Occasionally "Trucker" will dip into cliché, namely in its handling of mother-son dialogue. Peter is a smart kid with real kid issues of wanting to be loved and showing it by provoking adults, but a couple times Mottern has him drift into the kid who says something intelligent and revealing about the older character who is frozen by the comment and considers it in a lingering camera shot at the end of the scene. Mottern keeps the film quiet and subtle for so much of it and these techniques put little cracks into his vision.
But Mottern must be thankful for this strong core cast. Monaghan excels in her first dramatic starring role. Diane is not the most complicated of characters to solve, but Monaghan keeps her from ever becoming an open book. Her lone wolf speak-your-mind mentality is much more at odds with the small kernel of her that wants to make meaningful connections with the people who have suddenly become close to her. The young Jimmy Bennett also impresses as Peter, having a lot more scenes requiring self-awareness and meaningful discussion that most child actors. Nathan Fillion, who plays Diane's friend Runner also works his charms and Benjamin Bratt as the dying father earns our sympathy quickly despite his minimal screen time.

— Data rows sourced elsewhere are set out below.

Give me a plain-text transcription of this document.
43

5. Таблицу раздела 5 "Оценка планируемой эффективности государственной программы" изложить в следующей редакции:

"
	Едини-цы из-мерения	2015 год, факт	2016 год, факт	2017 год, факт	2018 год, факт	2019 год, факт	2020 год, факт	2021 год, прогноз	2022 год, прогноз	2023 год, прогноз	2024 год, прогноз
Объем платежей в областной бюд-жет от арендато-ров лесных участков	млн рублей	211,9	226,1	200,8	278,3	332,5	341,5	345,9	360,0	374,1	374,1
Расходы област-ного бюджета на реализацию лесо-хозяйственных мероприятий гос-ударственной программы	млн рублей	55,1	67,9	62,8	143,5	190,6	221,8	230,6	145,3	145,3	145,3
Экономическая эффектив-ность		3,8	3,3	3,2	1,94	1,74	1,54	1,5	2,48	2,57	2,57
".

"Trucker" could have done with half the number of driving in a truck to contemplative indie music transition sequences, but that's just the kind of film it is. It has that timeless, expected story line of two people who slowly forge a relationship they didn't think they wanted but both need, yet some unpredictable moments and solid performances throughout that keep its message fresh a create genuine sympathy for its characters.